Carissima Dalloway66, sei stata splendida in questo post, perché sei riuscita a condensare tutte le notizie su aspetti linguistici e stilistici (in particolare mi riferisco alla diversa funzione delle lasse che tu hai evidenziato) della Chanson De Roland, oltre ad alcuni concetti che riguardavano prettamente la distinzione tra storia e leggenda (baschi/saraceni; tradimento di Gano).

Perciò, se lo ritieni più opportuno, leggi pure questo mio commento quando ti sentirai come un orologio di Salvador Dalì: così, almeno, se dovrai fare un balzo dalla sedia, non rischierai di cadere, ma, semplicemente, scivolerai piano per terra...


Spero di riuscire ad essere breve, perché il tuo post mi ha fatto venire in mente tante cose.
In particolare, rispetto alla redazione del codice di Oxford, che reca la versione anglo-normanna del testo, e la resa nel Francese più recente, vorrei chiederti se sia un caso che nella prima, in Anglo-normanno, il pronome personale soggetto possa essere sottinteso, mentre nel Francese corrente è sempre espresso all'inizio della frase. Mi riferisco, soprattutto, all'ultimo verso da te citato nell'edizione bilingue Garnier-Flammarion:


L'anme del cunte portent en pareïs.| Ils emportent l'âme du comte en paradis.


Fra gli aspetti simbolici religiosi che tu hai giustamente evidenziato vi è l'offerta del guanto teso a Dio, esempio peculiare della società feudale, come tu dici, dove elementi religiosi si fondono con elementi cavallereschi. L'offerta del guanto a Dio, infatti, ricorda il gesto tipico del cavaliere nel suo atto di sottomissione feudale davanti al proprio sovrano. Io aggiungerei anche la spada (Durindarda, o Durendala, nominata nelle lasse precedenti), legata al valore guerriero e alla fede religiosa e che conteneva nell'elsa preziose reliquie di santi: un oggetto sacro, che richiamava il tema della guerra santa contro gli infedeli.


Mi verrebbe da parlare di altri cicli epici medievali e, in particolare di quello bretone, dove la magia e l'amore tra cavalieri e belle dame avevano un ruolo fondamentale e che, insieme al ciclo carolingio, tanto influenzò la nostra epica rinascimentale italiana. Però mi trattengo, cara Dalloway, altrimenti farei un post all'interno del tuo post.

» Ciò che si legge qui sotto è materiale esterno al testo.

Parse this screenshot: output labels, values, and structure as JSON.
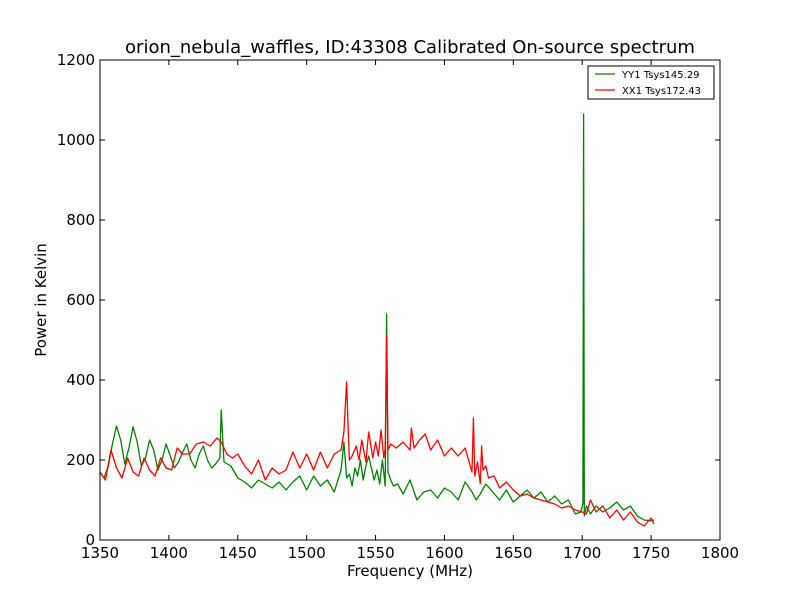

Credo invece sia importante dire che la contaminazione tra i due cicli (carolingio e bretone) portò all'innesto sul paladino carolingio Roland, devoto cavaliere fedele alla religione e a Dio e servitore del suo sovrano, di qualità estranee all'eroe e martire della fede carolingio: Roland, divenuto Orlando, conosce finalmente le gioie e i tormenti dell'amore per una donna, Angelica, nell'”Orlando innamorato” di Matteo Maria Boiardo.
E con Ludovico Ariosto il nostro caro Orlando, dimentico ormai dei suoi doveri di cavaliere, si ritrova a rincorrere Angelica, innamorata di un altro, Medoro, e si trasforma in “Orlando furioso”, ormai impazzito per il dolore: privatosi dell'armatura, vaga nudo per i campi, distruggendo per la furia tutto ciò che trova. Alla fine, sarà suo cugino Astolfo a ricercare e ritrovare il suo senno perduto sulla Luna, così Orlando potrà rinsavire e ritornare in battaglia. In quest'ultimo Orlando risaltano due temi fondamentali: il desiderio umano inappagato di ricercare e trovare nella vita la piena soddisfazione e la felicità; la casualità degli eventi terreni, affidati alla sorte e non assegnati da Dio.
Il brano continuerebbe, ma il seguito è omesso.